No dia seguinte aos ataques de 8 de janeiro, o presidente Lula (PT) repetia a ministros, auxiliares e aos presidentes dos outros Poderes que havia perdido as eleições muitas vezes e que não entendia por que os que haviam sido derrotados em outubro não aceitavam o resultado.

Na manhã do dia 9 de janeiro, Lula reuniu a cúpula dos três Poderes no Palácio do Planalto, em uma resposta articulada ainda no dia 8, como forma de mostrar união entre as instituições.

Lula durante caminhada até o STF com ministros, parlamentares e governadores em 9 de janeiro - Mauro Pimentel-9.jan.2023/AFP

"Ele dizia: eu fui derrotado, entendi que fui derrotado e parti para outras disputas. Ele dizia isso muito. Nós vencemos. E por que os que foram derrotados não compreendem isso e não esperam o passar do tempo para depois disputar?", relata o senador Veneziano Vital do Rêgo (MDB-PB), que estava como presidente interino do Senado na ausência de Rodrigo Pacheco (PSD-MG).

Veneziano afirma que a presidente do STF (Supremo Tribunal Federal), Rosa Weber, não escondia sua indignação. A ministra, segundo ele, estava firme, mas "emocionalmente abalada e chocada".

"[Imagine] a presidente da Suprema Corte, perto de se aposentar, se depara com aquilo que [há] de mais aterrorizante. O prédio só ficou em pé pelas estruturas de pedra, cal e mármore. O resto foi tudo acabado lá dentro. Isso choca. É o patrimônio, a instituição, a violência, o deboche, a agressão do nada por nada."
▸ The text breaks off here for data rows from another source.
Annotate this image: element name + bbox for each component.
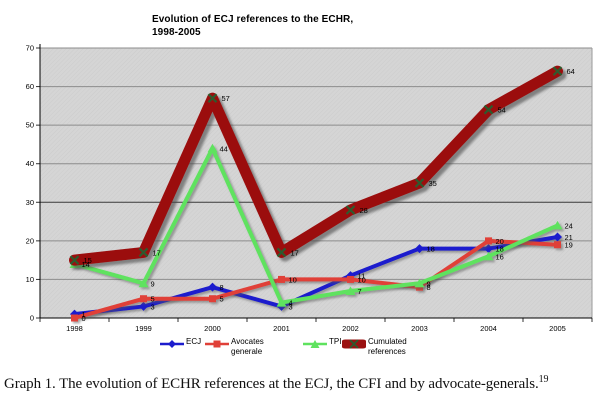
xtick-label-1999: 1999: [135, 324, 152, 333]
data-label: 7: [358, 287, 362, 296]
data-label: 16: [496, 252, 504, 261]
ytick-label-50: 50: [26, 121, 34, 130]
data-label: 10: [358, 275, 366, 284]
legend-item-ecj: ECJ: [160, 337, 201, 356]
ytick-label-60: 60: [26, 82, 34, 91]
legend-marker-x-icon: [342, 339, 366, 349]
data-label: 24: [565, 221, 573, 230]
data-label: 64: [567, 67, 575, 76]
data-label: 18: [427, 245, 435, 254]
data-label: 3: [289, 302, 293, 311]
data-label: 44: [220, 144, 228, 153]
data-label: 57: [222, 94, 230, 103]
legend-marker-triangle-icon: [303, 340, 327, 348]
data-label: 18: [496, 245, 504, 254]
figure-caption: Graph 1. The evolution of ECHR reference…: [4, 374, 604, 393]
data-label: 17: [153, 248, 161, 257]
data-label: 1: [82, 310, 86, 319]
data-label: 9: [427, 279, 431, 288]
figure-caption-text: Graph 1. The evolution of ECHR reference…: [4, 376, 539, 392]
data-label: 17: [291, 248, 299, 257]
data-label: 8: [220, 283, 224, 292]
legend-item-tpi: TPI: [303, 337, 341, 356]
data-label: 19: [565, 241, 573, 250]
legend-marker-square-icon: [205, 340, 229, 348]
xtick-label-2002: 2002: [342, 324, 359, 333]
data-label: 20: [496, 237, 504, 246]
data-label: 14: [82, 260, 90, 269]
ytick-label-20: 20: [26, 236, 34, 245]
chart-legend: ECJ Avocates generale TPI Cumulated referen…: [0, 337, 607, 361]
ytick-label-70: 70: [26, 44, 34, 53]
data-label: 4: [289, 299, 293, 308]
xtick-label-2000: 2000: [204, 324, 221, 333]
data-label: 11: [358, 272, 366, 281]
ytick-label-30: 30: [26, 198, 34, 207]
data-label: 3: [151, 302, 155, 311]
legend-marker-diamond-icon: [160, 340, 184, 348]
legend-label: Cumulated references: [368, 337, 407, 356]
plot-area: [40, 48, 592, 318]
data-label: 21: [565, 233, 573, 242]
data-label: 9: [151, 279, 155, 288]
data-label: 0: [82, 314, 86, 323]
xtick-label-2004: 2004: [480, 324, 497, 333]
data-label: 54: [498, 106, 506, 115]
data-label: 8: [427, 283, 431, 292]
footnote-marker: 19: [538, 374, 549, 385]
legend-label: ECJ: [186, 337, 202, 346]
chart-title: Evolution of ECJ references to the ECHR,…: [152, 13, 432, 39]
xtick-label-2003: 2003: [411, 324, 428, 333]
ytick-label-10: 10: [26, 275, 34, 284]
data-label: 28: [360, 206, 368, 215]
series-cumulated-references: [69, 65, 563, 266]
xtick-label-1998: 1998: [66, 324, 83, 333]
data-label: 15: [84, 256, 92, 265]
series-tpi: [69, 143, 563, 307]
chart-title-line2: 1998-2005: [152, 27, 201, 38]
data-label: 5: [220, 295, 224, 304]
xtick-label-2005: 2005: [549, 324, 566, 333]
data-label: 5: [151, 295, 155, 304]
data-label: 10: [289, 275, 297, 284]
xtick-label-2001: 2001: [273, 324, 290, 333]
ytick-label-40: 40: [26, 159, 34, 168]
legend-item-cumulated-references: Cumulated references: [342, 337, 418, 356]
legend-label: TPI: [329, 337, 342, 346]
data-label: 35: [429, 179, 437, 188]
ytick-label-0: 0: [30, 314, 34, 323]
chart-title-line1: Evolution of ECJ references to the ECHR,: [152, 14, 354, 25]
legend-item-avocates-generale: Avocates generale: [205, 337, 281, 356]
legend-label: Avocates generale: [231, 337, 264, 356]
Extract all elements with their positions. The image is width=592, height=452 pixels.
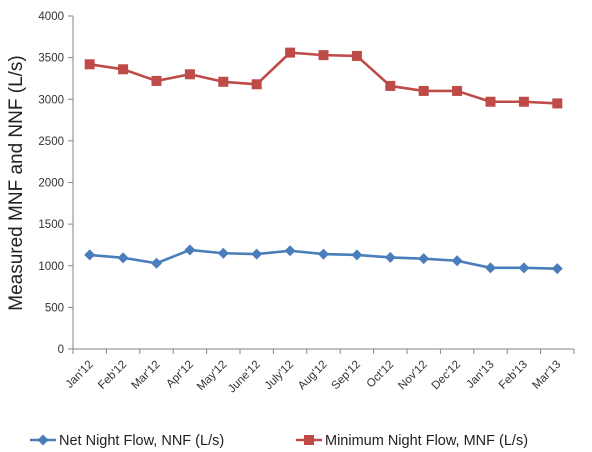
series-2-point bbox=[385, 80, 396, 91]
x-tick-label: Apr'12 bbox=[164, 359, 196, 391]
series-1-point bbox=[84, 249, 96, 261]
y-tick-label: 2000 bbox=[38, 178, 64, 190]
y-tick-label: 500 bbox=[45, 302, 64, 314]
series-1-point bbox=[351, 249, 363, 261]
series-2-point bbox=[552, 98, 563, 109]
series-2 bbox=[84, 47, 563, 109]
series-1-point bbox=[485, 262, 496, 274]
series-2-point bbox=[151, 75, 162, 86]
y-tick-label: 1000 bbox=[38, 261, 64, 273]
series-1-point bbox=[418, 253, 430, 265]
y-tick-label: 0 bbox=[58, 344, 64, 356]
legend-label: Minimum Night Flow, MNF (L/s) bbox=[325, 433, 528, 449]
x-tick-label: June'12 bbox=[226, 359, 263, 396]
x-tick-label: Oct'12 bbox=[365, 359, 397, 391]
x-tick-label: Jan'12 bbox=[64, 359, 96, 391]
x-tick-label: Feb'13 bbox=[497, 359, 530, 392]
x-tick-label: Aug'12 bbox=[296, 359, 330, 393]
legend: Net Night Flow, NNF (L/s) Minimum Night F… bbox=[30, 433, 528, 449]
series-1-point bbox=[318, 248, 329, 260]
series-1-point bbox=[551, 263, 563, 275]
x-tick-label: Mar'12 bbox=[130, 359, 163, 392]
x-tick-label: July'12 bbox=[263, 359, 297, 393]
series-2-point bbox=[251, 79, 262, 90]
series-2-point bbox=[218, 76, 229, 87]
series-1-point bbox=[151, 257, 162, 269]
x-tick-label: Feb'12 bbox=[96, 359, 129, 392]
y-tick-labels: 0 500 1000 1500 2000 2500 3000 3500 4000 bbox=[38, 11, 64, 356]
y-tick-label: 1500 bbox=[38, 219, 64, 231]
series-1-point bbox=[284, 245, 296, 257]
y-axis-label: Measured MNF and NNF (L/s) bbox=[6, 55, 27, 311]
legend-label: Net Night Flow, NNF (L/s) bbox=[59, 433, 224, 449]
y-tick-label: 2500 bbox=[38, 136, 64, 148]
legend-swatch-marker bbox=[304, 435, 314, 445]
series-1-point bbox=[384, 251, 396, 263]
y-tick-label: 4000 bbox=[38, 11, 64, 23]
series-1-point bbox=[518, 262, 530, 274]
series-2-point bbox=[351, 50, 362, 61]
x-tick-label: Sep'12 bbox=[329, 359, 363, 393]
x-tick-label: Nov'12 bbox=[396, 359, 430, 393]
legend-item-2: Minimum Night Flow, MNF (L/s) bbox=[296, 433, 528, 449]
x-tick-label: Dec'12 bbox=[430, 359, 464, 393]
x-tick-label: Mar'13 bbox=[530, 359, 563, 392]
y-tick-label: 3000 bbox=[38, 94, 64, 106]
legend-swatch-marker bbox=[37, 434, 49, 446]
series-1-point bbox=[184, 244, 196, 256]
series-2-point bbox=[418, 85, 429, 96]
series-2-point bbox=[118, 64, 129, 75]
series-2-point bbox=[485, 96, 496, 107]
series-2-point bbox=[518, 96, 529, 107]
series-1-point bbox=[451, 255, 463, 267]
x-tick-label: Jan'13 bbox=[464, 359, 496, 391]
series-1 bbox=[84, 244, 563, 275]
series-2-point bbox=[285, 47, 296, 58]
series-2-point bbox=[318, 50, 329, 61]
series-2-point bbox=[84, 59, 95, 70]
series-1-point bbox=[251, 248, 263, 260]
x-tick-label: May'12 bbox=[195, 359, 229, 393]
series-1-point bbox=[217, 247, 229, 259]
series-1-point bbox=[117, 252, 129, 264]
series-2-point bbox=[184, 69, 195, 80]
axes bbox=[68, 15, 575, 354]
series-2-point bbox=[452, 85, 463, 96]
legend-item-1: Net Night Flow, NNF (L/s) bbox=[30, 433, 224, 449]
y-tick-label: 3500 bbox=[38, 53, 64, 65]
series-group bbox=[84, 47, 563, 275]
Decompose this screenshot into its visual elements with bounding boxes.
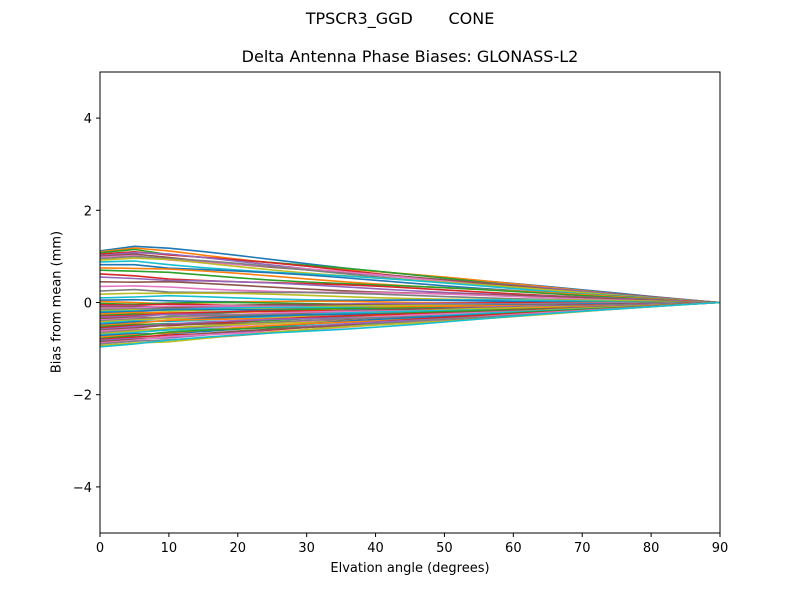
x-tick-label: 10 <box>161 541 178 556</box>
y-tick-label: −4 <box>73 481 92 496</box>
figure-suptitle: TPSCR3_GGD CONE <box>305 9 495 28</box>
x-tick-label: 30 <box>298 541 315 556</box>
x-tick-label: 40 <box>367 541 384 556</box>
x-tick-label: 0 <box>96 541 104 556</box>
x-axis-label: Elvation angle (degrees) <box>330 561 490 576</box>
chart-title: Delta Antenna Phase Biases: GLONASS-L2 <box>241 47 579 66</box>
y-tick-label: −2 <box>73 389 92 404</box>
series-line <box>99 301 721 348</box>
x-tick-label: 70 <box>574 541 591 556</box>
y-tick-label: 2 <box>84 204 92 219</box>
y-tick-label: 0 <box>84 297 92 312</box>
data-lines <box>99 245 721 348</box>
y-tick-label: 4 <box>84 112 92 127</box>
y-axis-ticks: −4 −2 0 2 4 <box>73 112 100 496</box>
x-tick-label: 90 <box>712 541 729 556</box>
x-tick-label: 20 <box>230 541 247 556</box>
x-axis-ticks: 0 10 20 30 40 50 60 70 80 90 <box>96 533 728 556</box>
x-tick-label: 50 <box>436 541 453 556</box>
x-tick-label: 80 <box>643 541 660 556</box>
x-tick-label: 60 <box>505 541 522 556</box>
series-line <box>99 267 721 304</box>
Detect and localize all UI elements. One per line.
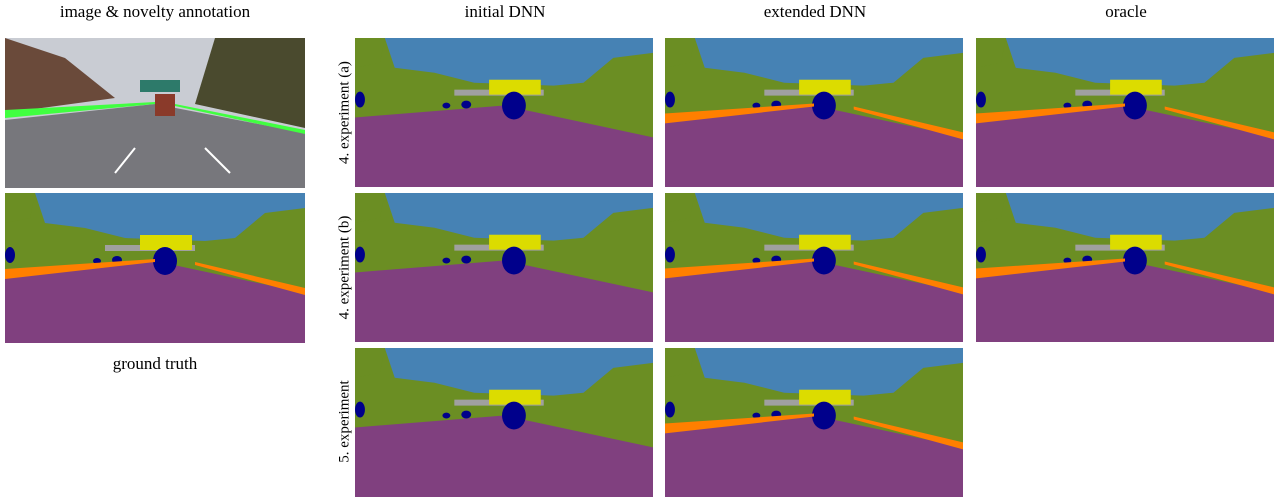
- image-panel: [976, 38, 1274, 187]
- image-panel: [665, 348, 963, 497]
- image-panel: [976, 193, 1274, 342]
- column-header: image & novelty annotation: [5, 2, 305, 22]
- image-panel: [355, 38, 653, 187]
- image-panel: [665, 193, 963, 342]
- image-panel: [5, 38, 305, 188]
- column-header: extended DNN: [665, 2, 965, 22]
- image-panel: [355, 193, 653, 342]
- column-header: initial DNN: [355, 2, 655, 22]
- row-label: 4. experiment (a): [337, 38, 354, 188]
- row-label: 5. experiment: [337, 347, 354, 497]
- image-panel: [355, 348, 653, 497]
- image-panel: [665, 38, 963, 187]
- figure: image & novelty annotation initial DNN e…: [0, 0, 1279, 498]
- row-label: 4. experiment (b): [337, 193, 354, 343]
- column-header: oracle: [976, 2, 1276, 22]
- caption: ground truth: [5, 354, 305, 374]
- image-panel: [5, 193, 305, 343]
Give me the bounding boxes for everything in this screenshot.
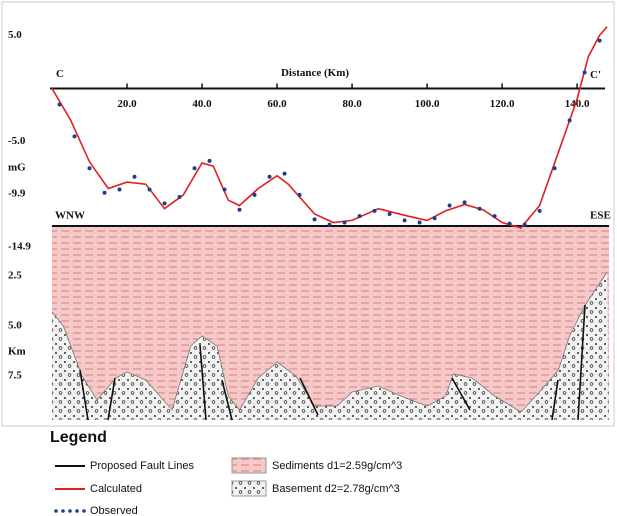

O relato é reforçado pelo atual presidente do STF, Luís Roberto Barroso. O ministro diz que Rosa, assim como as demais autoridades presentes à reunião, estava triste.

"É uma mistura de choque com indignação e também a sensação de que nada disso poderia nos abalar. Que em breve tudo estaria reconstruído e que a Justiça é muito mais do que um prédio, ela tem um valor imaterial que não pode ser atacado fisicamente. Quem acredita na Justiça sabe disso. De modo que [estávamos] indignados, tristes", conta.

O ministro disse à Folha que a reunião com Lula foi permeada por falas defendendo justiça após os ataques.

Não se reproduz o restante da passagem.